THE CORRUPTION IN CHINA HAS NO LIMITS


FROM THE - JOURNALS of Monte Friesner – Criminal & Intelligence Analyst and Consulaire for WANTED SA ~ Contributed & Written by Kenneth Rijock
WILL UPCOMING BO XILAI CORRUPTION TRIAL FURTHER FOCUS ATTENTION ON PRINCELINGS ? 

On Thursday, the corruption trial of fallen Chinese leader, Bo Xilai, is scheduled to begin.
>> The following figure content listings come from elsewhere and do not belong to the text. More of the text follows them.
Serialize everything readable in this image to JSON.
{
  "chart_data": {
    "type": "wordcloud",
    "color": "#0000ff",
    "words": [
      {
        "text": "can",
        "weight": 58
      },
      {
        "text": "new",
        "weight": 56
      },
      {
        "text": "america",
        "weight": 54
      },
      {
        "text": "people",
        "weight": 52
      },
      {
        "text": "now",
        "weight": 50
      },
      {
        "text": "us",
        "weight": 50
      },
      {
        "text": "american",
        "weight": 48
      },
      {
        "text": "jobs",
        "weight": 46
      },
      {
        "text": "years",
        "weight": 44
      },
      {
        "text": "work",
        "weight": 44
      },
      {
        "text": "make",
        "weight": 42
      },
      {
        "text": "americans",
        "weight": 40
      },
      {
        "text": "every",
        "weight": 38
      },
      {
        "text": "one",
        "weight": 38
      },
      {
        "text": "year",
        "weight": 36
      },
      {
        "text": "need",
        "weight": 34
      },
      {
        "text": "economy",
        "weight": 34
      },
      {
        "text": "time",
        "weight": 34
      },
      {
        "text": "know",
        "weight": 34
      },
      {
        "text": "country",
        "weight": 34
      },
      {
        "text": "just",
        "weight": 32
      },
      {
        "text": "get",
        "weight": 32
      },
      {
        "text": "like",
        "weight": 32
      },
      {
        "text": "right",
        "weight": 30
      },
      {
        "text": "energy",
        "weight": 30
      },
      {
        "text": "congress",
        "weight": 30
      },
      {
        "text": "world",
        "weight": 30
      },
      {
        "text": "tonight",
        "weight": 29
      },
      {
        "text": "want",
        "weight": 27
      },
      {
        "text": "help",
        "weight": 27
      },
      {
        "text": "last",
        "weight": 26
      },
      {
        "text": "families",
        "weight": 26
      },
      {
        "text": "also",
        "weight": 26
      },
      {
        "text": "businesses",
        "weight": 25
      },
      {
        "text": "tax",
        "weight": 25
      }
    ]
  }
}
While it may reveal more details of the dark art of corruption of one senior Chinese PEP, more important to Western compliance officers is the clear and present danger posed by the so-called princelings, the offspring of China's senior leadership, who have been busy accumulating obscene amounts of wealth, through bribes and kickbacks.
I have previously warned readers of this blog of the hazards of banking dirty PEP money from China.
Whether you are bound by the Foreign Corrupt Practices Act, the Anti-Bribery Act, or another similar law, it is clear that PEP wealth, if the owner is a Chinese national, is often illegally obtained, and as a compliance officer in a Western bank, you must act as the gatekeeper, and keep it out of your institution, for both business, and reputation damage, reasons.
Enhanced Due Diligence should be required on all high net-worth Chinese banking overseas, for you do not know whether the client is a disguised PEP, or a front man (or woman) for a corrupt PEP; There's more.
If I was a money launderer for a wealthy, corrupt Chinese PEP, I would find a source for a passport, from Singapore, Malaysia, Taiwan, or some other jurisdiction where Overseas Chinese reside, and have my client proffer that to an EU or US bank, to lessen suspicion that he was indeed a PEP.
I would also form a front company in a jurisdiction, outside the Peoples' Republic, to further bolster my client's fictional profile as a businessman.
As US government regulatory, and law enforcement, agencies, delve deeper into potential crimes that may have been committed, by US companies, with Chinese PEPs, princelings, or their associates, it is in your best interests to identify, interdict, and exit such potentially damaging banking relationships, before their names appear in the New York Times.